Keine Sorge, wir gehen das direkt an einem Beispiel durch.

Beispiel:

\Sigma = \{a,b\} mit card(\Sigma) = 2 (Kardinalität, Mächtigkeit einer Menge). Ein Alphabet mit den Buchstaben a und b, d.h. nur 2 Elementen und damit der Kardinalität 2.

Wir haben zwei Elemente a und b im Alphabet, also ist n = 2 und wir haben a_1 = a(1) = a und a_2 = a(2) = b: innerhalb der Wortmenge werden die Elemente wie im Skript nach Länge und dann lexikographisch geordnet. Die Menge \Sigma^* wäre dann

\Sigma^*=\{a,b,aa,ab,ba,bb,aaa,aab,aba,abb,baa,bab,bba,bbb,...\}.

Wir haben nun jedem unserer zwei Elemente eine Ordnungszahl zugewiesen. Das ist unsere Ordnungsfunktion a.

Der letzte Teil ist jetzt etwas ekelig, aber halb so wild.
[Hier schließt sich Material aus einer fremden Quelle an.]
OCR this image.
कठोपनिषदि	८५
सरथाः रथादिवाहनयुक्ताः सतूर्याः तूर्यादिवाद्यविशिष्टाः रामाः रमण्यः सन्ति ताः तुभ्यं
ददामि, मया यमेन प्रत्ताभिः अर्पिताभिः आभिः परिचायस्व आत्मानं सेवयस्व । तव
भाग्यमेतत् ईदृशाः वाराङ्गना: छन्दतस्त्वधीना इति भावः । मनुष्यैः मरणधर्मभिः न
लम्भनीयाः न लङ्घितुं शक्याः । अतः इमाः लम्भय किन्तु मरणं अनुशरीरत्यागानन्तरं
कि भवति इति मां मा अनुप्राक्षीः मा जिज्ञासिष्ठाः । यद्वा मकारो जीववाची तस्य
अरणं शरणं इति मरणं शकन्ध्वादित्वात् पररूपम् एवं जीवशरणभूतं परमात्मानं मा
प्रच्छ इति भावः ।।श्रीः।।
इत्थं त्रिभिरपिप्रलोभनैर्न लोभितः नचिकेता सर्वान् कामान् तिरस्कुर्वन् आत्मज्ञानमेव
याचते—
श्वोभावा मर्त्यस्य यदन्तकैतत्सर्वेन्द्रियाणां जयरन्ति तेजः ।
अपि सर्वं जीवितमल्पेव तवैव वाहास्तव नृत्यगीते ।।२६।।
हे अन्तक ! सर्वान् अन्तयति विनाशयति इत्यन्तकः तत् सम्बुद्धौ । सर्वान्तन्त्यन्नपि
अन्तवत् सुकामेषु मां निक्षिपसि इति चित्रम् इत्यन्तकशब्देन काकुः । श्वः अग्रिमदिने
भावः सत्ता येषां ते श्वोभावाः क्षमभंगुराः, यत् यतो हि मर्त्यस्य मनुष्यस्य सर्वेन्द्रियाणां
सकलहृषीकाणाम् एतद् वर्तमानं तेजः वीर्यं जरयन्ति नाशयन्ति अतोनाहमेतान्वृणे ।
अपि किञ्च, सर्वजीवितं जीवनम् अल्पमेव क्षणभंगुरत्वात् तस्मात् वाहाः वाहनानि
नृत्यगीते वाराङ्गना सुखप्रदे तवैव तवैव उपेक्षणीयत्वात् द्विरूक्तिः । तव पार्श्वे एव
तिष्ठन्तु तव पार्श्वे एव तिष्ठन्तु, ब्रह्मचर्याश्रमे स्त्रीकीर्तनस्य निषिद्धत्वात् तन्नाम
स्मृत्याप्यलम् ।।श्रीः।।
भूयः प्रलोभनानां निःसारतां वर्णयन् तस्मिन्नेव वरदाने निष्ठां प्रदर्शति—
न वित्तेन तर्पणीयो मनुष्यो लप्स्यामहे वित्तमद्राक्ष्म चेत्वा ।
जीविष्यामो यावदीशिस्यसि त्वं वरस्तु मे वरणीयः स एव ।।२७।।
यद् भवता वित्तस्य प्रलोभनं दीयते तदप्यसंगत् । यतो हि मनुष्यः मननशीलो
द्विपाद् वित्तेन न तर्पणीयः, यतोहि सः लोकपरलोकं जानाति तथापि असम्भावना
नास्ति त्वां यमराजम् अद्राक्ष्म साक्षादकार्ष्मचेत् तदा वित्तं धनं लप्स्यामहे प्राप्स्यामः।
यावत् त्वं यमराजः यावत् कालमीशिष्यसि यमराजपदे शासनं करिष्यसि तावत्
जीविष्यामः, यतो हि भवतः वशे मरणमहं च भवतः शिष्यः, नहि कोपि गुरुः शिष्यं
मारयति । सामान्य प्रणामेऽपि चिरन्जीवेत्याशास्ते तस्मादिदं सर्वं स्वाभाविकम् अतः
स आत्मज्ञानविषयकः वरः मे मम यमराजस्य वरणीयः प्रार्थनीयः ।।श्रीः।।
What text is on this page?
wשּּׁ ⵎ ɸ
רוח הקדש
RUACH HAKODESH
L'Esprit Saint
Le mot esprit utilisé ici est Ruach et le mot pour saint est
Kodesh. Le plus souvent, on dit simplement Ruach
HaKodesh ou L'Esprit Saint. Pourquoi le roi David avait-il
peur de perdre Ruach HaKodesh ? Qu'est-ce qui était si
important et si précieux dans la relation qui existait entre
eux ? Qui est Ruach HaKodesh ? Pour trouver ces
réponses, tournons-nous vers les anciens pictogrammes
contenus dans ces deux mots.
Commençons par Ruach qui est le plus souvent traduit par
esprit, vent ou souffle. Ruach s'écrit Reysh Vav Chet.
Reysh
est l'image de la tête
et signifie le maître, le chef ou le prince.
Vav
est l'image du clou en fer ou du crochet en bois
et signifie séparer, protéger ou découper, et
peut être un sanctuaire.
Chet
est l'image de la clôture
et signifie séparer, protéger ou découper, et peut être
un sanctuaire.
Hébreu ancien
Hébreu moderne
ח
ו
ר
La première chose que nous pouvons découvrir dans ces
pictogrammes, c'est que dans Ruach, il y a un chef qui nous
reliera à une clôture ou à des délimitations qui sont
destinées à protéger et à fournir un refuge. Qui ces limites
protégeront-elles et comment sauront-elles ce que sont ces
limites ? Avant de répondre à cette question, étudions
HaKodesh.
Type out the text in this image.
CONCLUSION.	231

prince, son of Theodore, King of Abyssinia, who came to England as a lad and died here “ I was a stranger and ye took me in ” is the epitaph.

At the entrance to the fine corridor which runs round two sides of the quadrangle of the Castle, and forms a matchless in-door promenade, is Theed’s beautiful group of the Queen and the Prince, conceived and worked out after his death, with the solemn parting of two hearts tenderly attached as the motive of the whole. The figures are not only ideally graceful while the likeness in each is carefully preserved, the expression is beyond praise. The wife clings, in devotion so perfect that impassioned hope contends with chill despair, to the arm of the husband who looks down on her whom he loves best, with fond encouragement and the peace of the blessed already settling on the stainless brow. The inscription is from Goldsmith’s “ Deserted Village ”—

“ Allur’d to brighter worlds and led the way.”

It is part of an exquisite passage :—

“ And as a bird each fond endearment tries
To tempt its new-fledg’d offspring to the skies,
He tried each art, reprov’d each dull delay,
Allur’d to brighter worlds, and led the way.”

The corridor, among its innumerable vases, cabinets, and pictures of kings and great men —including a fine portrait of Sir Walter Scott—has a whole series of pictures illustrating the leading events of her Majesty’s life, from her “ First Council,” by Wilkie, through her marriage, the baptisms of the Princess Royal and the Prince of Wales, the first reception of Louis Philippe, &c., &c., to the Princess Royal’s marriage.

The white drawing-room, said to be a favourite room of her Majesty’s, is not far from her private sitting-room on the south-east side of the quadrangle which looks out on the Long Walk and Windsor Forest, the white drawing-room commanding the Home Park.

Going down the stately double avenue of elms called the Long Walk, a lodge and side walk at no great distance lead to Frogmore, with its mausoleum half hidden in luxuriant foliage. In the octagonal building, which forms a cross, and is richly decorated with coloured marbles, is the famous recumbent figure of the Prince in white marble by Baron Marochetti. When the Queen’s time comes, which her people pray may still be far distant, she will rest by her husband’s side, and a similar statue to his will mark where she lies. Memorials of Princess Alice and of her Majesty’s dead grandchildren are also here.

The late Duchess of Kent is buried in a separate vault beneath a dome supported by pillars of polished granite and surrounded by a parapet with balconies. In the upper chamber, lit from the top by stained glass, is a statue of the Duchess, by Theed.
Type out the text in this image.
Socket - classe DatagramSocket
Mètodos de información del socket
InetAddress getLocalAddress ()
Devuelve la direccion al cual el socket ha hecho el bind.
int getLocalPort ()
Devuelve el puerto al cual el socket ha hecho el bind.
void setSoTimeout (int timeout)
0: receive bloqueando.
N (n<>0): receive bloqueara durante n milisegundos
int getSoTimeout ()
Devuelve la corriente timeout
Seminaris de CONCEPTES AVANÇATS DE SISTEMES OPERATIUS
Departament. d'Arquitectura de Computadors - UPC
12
Erinnert mich irgendwie an SIMPLEX. Die Funktion \sigma macht nichts anderes, als zu einem bestimmten Wort die eindeutige Zahl anhand der definierten Ordnung zu bestimmen. Wir suchen z.B. die zugewiesene Zahl zu abb. abb steht an 10. Stelle in der Reihenfolge und wir erwarten die 10 auch als Ergebnis.

n = 2 (ist klar, die Kardinalität von \Sigma, d.h. Anzahl der Elemente)

k = 2 (das Wort abb besteht aus drei Elementen, wir zählen von 0 und haben damit k=2)

i ist unsere Ordnungszahl. Da a zuerst kommt, ist a=1 und da b an zweiter Stelle in unserer Ordnung kommt, ist b=2. Hätten wir noch c, so wäre c=3 unserer festgelegten Ordnung nach.

\begin{array} {lcl}\sigma(abb)&=&1\cdot2^2 + 2\cdot2 + 2\\{}&=&4+4+2\\{}&=&10\end{array}

Und ja, abb steht an 10. Stelle in unserer Ordnung.

Man mache sich einfach klar, dass ein beliebiges Alphabet \Sigma definieren können, solange wir nur eine numerische Ordnung auf den Elementen des Alphabets definieren. Da wir aus den Elementen des Alphabets Worte bauen können, können wir auch aus den Ordnungszahlen, die den Elementen zugeordnet sind Kombinationen herstellen.

Die Ordnung ist ja nichts weiter als die Festlegung der Reihenfolge der verwendeten Elemente in unserem Alphabet. Damit rechnen wir statt mit den Buchstaben, nun mit ihren "Ordnungszahlen". Und da auf den verwendeten, natürlichen Zahlen für unsere Reihenfolge auch eine natürliche Ordnung herrscht (1<2<3<4<...), können wir damit wunderbar rechnen.

Unser a im Alphabet repräsentiert unsere "Ordnungszahl" 1 und b unsere "Ordnungszahl" 2, welche wir dann oben in der Gleichung für \sigma(abb) verwendet haben und damit auf den Rechenweg 1 \cdot2^2 + 2 \cdot2^1 + 2 \cdot2^0 kommen. Die grüne 1 ist daher die Ordnungszahl unseres a und die rote 2 die unseres b.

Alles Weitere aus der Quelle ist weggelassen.